In Ägypten herrscht der Ausnahmezustand. Nein, nein – nicht wegen der Demonstrationen. Er herrscht seit 30 Jahren. Und sieht man von der Unterbrechung von 18 Monaten 1980 und 1981 ab, dann herrscht er dort seit 1967. Präsident Mubarak hat die Notstandsgesetze kürzlich erst bis 2012 verlängert. Sie geben Polizei und Geheimdiensten weitreichende Befugnisse. Seit 1981 regiert Mubarak den Notstand. Verbessert hat sich nichts. Dass die Menschen, angespornt durch die furchtlosen Tunesier, auf die Straße gehen – wen kann das wundern?
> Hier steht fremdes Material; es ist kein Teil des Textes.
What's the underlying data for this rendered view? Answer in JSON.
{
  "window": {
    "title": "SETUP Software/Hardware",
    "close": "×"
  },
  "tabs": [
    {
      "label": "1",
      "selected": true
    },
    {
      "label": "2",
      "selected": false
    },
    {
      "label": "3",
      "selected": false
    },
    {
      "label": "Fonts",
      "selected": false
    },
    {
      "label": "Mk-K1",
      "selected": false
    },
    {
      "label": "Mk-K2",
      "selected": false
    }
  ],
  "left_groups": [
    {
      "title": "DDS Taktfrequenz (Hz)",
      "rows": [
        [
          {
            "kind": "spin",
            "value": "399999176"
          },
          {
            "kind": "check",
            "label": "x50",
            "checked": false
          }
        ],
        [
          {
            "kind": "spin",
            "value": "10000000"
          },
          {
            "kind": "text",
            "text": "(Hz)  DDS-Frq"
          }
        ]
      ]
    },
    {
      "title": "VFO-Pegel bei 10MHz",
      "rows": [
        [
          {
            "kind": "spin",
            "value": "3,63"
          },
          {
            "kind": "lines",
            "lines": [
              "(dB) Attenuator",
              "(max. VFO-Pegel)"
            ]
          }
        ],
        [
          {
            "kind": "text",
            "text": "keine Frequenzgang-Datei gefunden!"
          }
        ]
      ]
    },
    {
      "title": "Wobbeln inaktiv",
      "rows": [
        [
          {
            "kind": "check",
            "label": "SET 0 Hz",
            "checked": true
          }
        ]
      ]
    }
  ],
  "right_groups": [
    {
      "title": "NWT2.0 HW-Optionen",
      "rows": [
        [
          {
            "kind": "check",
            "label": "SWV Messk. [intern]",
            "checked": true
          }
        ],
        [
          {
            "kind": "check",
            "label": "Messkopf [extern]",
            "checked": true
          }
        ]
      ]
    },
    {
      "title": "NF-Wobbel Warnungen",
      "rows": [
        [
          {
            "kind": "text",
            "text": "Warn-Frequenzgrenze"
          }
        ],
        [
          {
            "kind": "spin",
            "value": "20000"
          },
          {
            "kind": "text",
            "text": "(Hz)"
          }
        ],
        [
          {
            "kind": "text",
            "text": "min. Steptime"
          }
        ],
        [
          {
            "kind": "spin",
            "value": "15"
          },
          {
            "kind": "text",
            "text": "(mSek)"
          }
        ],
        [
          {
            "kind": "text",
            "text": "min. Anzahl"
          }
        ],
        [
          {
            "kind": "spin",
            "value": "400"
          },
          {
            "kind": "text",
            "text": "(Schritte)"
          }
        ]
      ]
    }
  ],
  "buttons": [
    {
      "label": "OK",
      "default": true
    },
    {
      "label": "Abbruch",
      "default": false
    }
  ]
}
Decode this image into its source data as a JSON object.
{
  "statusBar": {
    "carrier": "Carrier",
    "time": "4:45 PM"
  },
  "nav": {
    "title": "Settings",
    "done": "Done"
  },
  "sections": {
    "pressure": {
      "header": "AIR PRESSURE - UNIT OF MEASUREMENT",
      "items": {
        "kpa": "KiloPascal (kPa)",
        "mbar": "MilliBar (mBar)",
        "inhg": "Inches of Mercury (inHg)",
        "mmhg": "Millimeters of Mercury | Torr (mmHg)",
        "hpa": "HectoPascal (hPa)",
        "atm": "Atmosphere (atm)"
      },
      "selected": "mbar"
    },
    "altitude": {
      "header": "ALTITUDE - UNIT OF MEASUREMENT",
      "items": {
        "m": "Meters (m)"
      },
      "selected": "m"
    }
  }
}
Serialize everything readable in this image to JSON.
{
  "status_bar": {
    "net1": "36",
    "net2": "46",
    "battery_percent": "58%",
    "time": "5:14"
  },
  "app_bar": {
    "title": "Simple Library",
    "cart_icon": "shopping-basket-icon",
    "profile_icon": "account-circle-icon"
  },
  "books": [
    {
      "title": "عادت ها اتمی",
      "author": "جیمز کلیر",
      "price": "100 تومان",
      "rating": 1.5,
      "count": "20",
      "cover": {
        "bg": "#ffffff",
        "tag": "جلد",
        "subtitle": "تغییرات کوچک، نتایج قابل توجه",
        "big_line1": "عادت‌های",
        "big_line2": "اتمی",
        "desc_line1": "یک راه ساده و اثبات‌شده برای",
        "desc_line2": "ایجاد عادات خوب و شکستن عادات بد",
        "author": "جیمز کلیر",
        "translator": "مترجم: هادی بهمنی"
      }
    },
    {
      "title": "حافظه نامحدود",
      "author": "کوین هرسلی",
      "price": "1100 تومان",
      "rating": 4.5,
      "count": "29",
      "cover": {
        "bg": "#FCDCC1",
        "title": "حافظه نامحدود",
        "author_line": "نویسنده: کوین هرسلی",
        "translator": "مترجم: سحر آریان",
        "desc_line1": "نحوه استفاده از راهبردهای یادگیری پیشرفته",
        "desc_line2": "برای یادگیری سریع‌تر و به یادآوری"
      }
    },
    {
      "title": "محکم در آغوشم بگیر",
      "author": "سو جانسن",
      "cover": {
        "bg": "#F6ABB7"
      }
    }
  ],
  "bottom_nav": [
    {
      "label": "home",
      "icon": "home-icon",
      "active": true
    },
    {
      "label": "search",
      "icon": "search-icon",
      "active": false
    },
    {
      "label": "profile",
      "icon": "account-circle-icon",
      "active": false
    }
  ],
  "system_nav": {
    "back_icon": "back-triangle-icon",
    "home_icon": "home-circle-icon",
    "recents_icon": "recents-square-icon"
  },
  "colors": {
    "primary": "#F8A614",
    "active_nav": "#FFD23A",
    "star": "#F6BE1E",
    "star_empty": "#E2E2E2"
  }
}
Doch Ägypten ist ungleich schwieriger als Tunesien. Hätte es am Nil keine manipulierten, sondern freie Wahlen gegeben, die Muslimbrüder wären ein entscheidender Machtfaktor geworden. Sie halten sich bei den Protesten auffallend zurück. Und es besteht die Gefahr, dass Ägypten von der Mubarak-Diktatur in eine islamistische stolpert. Sicher ist das nicht. Ob Mohammed El Baradei aber als Galionsfigur des Widerstandes taugt, ist auch nur eine Hoffnung. Der Ägypter, der als Chef der Atomenergiebehörde den Friedensnobelpreis bekam und sich heute den Protesten in seiner Heimat anschließen will, hätte das Format dazu.